IMerge Phase 3 is a double-blind, randomized, placebo-controlled Phase 3 clinical trial with registrational intent. The trial is designed to enroll approximately 170 transfusion dependent patients with Low or Intermediate-1 risk myelodysplastic syndromes (MDS), also referred to as lower risk MDS, who have relapsed after or are refractory to prior treatment with an erythropoiesis stimulating agent (ESA). The primary endpoint is the rate of red blood cell (RBC) transfusion independence (TI) for any consecutive period of eight weeks or longer, or 8-week RBC-TI rate. Key secondary endpoints include the rate of RBC-TI lasting at least 24 weeks, or 24-week RBC-TI rate, and the rate of hematologic improvement-erythroid (HI-E), defined as a reduction of at least four units of RBC transfusions over eight weeks compared with the prior RBC transfusion burden.

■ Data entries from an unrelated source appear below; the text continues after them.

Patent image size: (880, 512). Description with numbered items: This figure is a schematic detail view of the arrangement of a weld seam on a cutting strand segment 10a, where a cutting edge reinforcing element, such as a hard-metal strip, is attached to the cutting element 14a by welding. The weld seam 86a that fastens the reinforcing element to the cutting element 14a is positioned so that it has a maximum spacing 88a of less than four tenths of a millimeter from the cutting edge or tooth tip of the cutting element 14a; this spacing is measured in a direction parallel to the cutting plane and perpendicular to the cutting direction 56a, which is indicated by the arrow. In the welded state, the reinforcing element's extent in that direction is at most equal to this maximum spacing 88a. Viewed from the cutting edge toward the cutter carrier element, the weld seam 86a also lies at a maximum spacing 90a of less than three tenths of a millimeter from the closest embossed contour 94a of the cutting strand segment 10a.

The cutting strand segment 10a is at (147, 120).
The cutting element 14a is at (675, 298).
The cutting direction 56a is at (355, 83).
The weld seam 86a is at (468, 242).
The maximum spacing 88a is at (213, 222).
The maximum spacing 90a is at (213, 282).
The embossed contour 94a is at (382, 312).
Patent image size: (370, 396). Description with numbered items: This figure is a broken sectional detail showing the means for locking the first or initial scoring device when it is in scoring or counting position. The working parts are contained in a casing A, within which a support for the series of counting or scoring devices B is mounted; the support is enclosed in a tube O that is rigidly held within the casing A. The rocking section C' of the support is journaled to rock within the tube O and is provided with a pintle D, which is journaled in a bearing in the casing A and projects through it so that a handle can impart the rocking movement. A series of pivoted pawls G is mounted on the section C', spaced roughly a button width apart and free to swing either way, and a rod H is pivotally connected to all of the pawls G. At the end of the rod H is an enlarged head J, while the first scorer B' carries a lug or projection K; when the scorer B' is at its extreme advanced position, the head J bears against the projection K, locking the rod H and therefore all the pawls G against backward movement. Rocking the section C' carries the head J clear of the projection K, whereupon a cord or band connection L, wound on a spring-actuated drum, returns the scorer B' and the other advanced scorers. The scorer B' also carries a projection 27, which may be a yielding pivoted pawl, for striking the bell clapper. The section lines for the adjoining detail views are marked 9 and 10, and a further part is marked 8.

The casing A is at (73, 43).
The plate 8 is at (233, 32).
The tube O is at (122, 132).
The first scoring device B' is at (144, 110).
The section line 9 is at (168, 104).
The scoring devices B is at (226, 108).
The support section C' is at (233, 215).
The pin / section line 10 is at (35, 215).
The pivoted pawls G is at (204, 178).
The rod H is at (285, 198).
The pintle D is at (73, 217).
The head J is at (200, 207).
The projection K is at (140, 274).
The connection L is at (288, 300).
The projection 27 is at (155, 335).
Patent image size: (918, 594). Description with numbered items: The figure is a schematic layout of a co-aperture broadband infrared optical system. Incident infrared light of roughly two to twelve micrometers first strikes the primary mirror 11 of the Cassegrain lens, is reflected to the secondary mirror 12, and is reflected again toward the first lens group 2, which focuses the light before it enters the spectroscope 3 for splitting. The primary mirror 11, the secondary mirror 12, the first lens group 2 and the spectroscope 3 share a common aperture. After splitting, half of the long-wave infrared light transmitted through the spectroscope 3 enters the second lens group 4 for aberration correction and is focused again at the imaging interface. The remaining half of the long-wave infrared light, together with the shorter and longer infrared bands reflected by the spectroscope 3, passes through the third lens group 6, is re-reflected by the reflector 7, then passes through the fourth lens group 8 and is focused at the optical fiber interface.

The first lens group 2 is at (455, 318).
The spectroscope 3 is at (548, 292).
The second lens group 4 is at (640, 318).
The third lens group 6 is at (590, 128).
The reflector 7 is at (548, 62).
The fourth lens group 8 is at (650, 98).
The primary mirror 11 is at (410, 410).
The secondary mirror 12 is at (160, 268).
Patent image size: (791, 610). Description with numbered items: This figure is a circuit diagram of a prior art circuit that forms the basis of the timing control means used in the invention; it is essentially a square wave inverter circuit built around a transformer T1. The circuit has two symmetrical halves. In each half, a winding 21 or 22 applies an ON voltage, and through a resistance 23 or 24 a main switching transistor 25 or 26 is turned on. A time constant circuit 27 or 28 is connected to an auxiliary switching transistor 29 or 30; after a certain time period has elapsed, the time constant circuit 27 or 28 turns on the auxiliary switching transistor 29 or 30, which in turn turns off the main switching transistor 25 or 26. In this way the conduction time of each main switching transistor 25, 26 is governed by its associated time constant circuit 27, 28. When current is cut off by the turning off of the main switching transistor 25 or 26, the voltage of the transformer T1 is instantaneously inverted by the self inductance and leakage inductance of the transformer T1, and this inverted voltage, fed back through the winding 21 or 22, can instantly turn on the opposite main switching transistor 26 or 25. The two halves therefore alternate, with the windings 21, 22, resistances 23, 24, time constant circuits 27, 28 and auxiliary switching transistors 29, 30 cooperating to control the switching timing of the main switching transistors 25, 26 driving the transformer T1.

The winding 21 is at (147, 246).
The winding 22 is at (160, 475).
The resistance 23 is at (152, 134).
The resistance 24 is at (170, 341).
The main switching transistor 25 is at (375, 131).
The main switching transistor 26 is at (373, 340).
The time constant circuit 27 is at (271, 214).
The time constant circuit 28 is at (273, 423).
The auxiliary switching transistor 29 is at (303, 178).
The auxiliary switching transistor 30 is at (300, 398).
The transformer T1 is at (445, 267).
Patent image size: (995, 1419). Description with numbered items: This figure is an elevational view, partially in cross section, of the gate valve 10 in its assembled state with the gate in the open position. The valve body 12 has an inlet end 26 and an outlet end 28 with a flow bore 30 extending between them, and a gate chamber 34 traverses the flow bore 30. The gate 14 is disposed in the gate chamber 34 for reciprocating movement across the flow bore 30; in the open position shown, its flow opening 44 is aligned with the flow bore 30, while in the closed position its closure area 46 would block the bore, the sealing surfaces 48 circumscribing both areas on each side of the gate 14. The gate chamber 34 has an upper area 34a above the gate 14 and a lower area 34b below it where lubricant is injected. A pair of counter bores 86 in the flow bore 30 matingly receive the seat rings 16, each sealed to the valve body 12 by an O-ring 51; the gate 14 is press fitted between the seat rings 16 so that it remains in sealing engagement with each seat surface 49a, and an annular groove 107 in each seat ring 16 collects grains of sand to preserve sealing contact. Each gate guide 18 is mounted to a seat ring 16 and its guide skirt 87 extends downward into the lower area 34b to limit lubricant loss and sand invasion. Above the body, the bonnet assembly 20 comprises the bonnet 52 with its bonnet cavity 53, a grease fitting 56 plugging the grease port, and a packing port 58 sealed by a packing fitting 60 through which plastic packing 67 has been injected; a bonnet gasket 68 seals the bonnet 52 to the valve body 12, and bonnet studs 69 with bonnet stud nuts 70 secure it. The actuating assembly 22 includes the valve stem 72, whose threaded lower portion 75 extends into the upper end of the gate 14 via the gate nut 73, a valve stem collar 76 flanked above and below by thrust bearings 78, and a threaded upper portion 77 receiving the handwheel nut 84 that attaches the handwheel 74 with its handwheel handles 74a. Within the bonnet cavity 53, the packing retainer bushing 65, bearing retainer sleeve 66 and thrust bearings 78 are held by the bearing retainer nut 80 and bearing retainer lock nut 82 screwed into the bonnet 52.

IMerge Phase 3 is currently enrolling patients. For further information about IMerge Phase 3, including enrollment criteria, locations and current status, visit ClinicalTrials.gov/NCT02598661.

About IMpactMF

IMpactMF is an open label, randomized, controlled Phase 3 clinical trial with registrational intent. The trial is designed to enroll approximately 320 patients with Intermediate-2 or High-risk myelofibrosis who are refractory to prior treatment with a JAK inhibitor, also referred to as refractory MF. Patients will be randomized to receive either imetelstat or best available therapy. The primary endpoint is overall survival (OS). Key secondary endpoints include symptom response, spleen response, progression free survival, complete response, partial response, clinical improvement, duration of response, safety, pharmacokinetics, and patient reported outcomes.

IMpactMF is currently enrolling patients. For further information about IMpactMF, including enrollment criteria, locations and current status, visit ClinicalTrials.gov/NCT04576156.